In September, the National Institute of Standards and Technology (NIST) released a security self-assessment guide to help both governmental agencies and civilian commercial organizations with a standardized assessment tool to verify and validate their security implementations.

Recognizing that security of operational and customer information and the systems that process the information are a fundamental responsibility for IT management, organizations need to:
· Plan for security
· Ensure that the appropriate personnel are assigned specific security responsibilities
· Authorize system processing prior to operations regularly thereafter

These management responsibilities presume that responsible officials understand the risks and other factors that could adversely affect their goals. Furthermore, E-commerce and other information systems managers must clearly understand the current status of their security programs and the controls in place prior to making informed judgments and investments that appropriately mitigate risk to acceptable levels.

NIST is recommending self-assessment as one vehicle to measure information technology security assurance for all systems or multiple self-assessments conducted for a group of interconnected systems, both internal and external.

Using The Self-Assessment Questionnaire
The questionnaire is suitable for the following purposes:
· System and/or security administrators who know their systems and security controls can quickly gain an understanding of needed security improvements for a system, group of interconnected systems, or the entire organization.
· Evaluation of your security posture using the questionnaire as your guide. The results of the review produces a reliable measure of security effectiveness and may be used to fulfill reporting requirements, prepare for audits, and identify resources needed for operations or improvements.

The questionnaire is not intended to be an all-inclusive list of control objectives and related techniques, but should be used in conjunction with the more detailed guidance listed in Appendix B of the document.

You can obtain your own copy of NIST Special Publication (SP) 800-26, Security Self-Assessment Guide for Information Technology Systems in one of two formats at:
csrc.nist.gov/publications/nistpubs/index.html.

The guide is not intended to establish new security requirements. The control objectives and techniques are abstracted directly from long-standing requirements found in common information security policies and standards, and guidance documents on information security.

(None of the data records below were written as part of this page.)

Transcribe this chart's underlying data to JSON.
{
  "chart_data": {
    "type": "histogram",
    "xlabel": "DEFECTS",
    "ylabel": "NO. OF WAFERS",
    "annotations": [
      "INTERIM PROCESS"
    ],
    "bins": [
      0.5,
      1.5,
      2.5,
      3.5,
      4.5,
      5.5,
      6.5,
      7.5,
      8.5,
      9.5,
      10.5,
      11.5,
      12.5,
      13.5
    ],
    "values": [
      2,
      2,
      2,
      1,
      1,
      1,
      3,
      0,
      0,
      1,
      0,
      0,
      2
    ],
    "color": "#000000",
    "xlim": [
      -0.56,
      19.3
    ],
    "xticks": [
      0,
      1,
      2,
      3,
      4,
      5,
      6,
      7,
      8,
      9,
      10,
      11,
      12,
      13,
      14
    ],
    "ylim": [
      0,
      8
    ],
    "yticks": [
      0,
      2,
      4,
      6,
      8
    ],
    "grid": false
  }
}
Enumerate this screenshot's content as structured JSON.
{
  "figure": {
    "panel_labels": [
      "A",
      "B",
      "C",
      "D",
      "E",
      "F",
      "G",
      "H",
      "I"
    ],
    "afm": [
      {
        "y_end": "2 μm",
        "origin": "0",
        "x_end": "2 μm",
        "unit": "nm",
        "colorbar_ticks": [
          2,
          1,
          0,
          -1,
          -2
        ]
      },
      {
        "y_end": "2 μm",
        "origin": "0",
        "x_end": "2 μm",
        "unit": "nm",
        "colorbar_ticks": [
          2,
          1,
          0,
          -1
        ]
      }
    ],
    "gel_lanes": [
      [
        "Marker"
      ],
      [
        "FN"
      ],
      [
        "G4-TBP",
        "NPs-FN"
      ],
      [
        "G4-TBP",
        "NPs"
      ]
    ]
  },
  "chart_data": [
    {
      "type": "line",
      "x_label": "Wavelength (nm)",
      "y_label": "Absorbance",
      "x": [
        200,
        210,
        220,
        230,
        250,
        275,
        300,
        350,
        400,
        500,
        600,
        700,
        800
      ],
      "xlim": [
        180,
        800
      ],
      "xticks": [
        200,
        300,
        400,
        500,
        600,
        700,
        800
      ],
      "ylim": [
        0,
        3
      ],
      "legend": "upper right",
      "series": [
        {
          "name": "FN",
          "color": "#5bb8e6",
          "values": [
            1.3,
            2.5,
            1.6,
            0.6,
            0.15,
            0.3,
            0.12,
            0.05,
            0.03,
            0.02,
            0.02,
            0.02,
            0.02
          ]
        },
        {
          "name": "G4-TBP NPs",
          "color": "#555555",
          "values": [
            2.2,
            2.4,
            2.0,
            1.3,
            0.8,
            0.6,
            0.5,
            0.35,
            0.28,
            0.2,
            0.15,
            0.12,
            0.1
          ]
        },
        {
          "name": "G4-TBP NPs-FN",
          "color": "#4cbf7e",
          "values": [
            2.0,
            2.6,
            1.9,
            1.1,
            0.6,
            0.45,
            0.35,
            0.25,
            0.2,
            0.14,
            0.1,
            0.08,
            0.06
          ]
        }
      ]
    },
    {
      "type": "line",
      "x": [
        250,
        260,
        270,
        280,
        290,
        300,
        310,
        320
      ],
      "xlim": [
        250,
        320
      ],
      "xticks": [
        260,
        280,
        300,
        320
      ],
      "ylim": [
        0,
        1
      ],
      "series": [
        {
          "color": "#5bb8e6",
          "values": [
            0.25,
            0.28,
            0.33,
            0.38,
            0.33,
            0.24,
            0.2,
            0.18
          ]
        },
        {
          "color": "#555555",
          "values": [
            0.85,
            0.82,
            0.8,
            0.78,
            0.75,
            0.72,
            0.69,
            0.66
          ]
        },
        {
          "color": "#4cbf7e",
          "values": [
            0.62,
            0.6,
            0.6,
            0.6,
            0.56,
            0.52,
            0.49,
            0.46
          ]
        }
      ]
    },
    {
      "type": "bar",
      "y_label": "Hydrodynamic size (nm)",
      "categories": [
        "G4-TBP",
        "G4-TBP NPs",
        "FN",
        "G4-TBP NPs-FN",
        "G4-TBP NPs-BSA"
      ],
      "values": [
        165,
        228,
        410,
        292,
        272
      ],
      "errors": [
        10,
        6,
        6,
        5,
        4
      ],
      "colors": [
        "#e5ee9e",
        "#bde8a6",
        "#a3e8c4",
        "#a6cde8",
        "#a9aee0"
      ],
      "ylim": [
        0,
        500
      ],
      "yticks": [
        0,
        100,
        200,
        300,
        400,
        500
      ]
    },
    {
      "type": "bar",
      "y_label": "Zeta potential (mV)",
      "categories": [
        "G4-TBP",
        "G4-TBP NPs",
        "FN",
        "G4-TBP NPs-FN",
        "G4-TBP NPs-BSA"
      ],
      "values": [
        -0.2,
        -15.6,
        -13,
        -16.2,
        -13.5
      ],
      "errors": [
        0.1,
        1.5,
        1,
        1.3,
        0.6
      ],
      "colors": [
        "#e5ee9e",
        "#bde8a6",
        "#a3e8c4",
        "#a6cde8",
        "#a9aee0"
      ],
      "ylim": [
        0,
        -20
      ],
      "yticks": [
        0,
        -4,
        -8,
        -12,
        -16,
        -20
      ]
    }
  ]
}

The document is built on the Federal IT Security Assessment Framework developed by NIST for the Federal Chief Information Officer (CIO) Council. The framework relies on five levels of security status and criteria that are useful for determining if the five levels are adequately implemented. The new document provides guidance for application by identifying 17 control areas, such as those pertaining to identification and authentication (I&A), disaster recovery, and contingency planning. Additionally, the document provides guidance on utilizing the results of the system self-assessment to ascertain the status of the organization’s security program.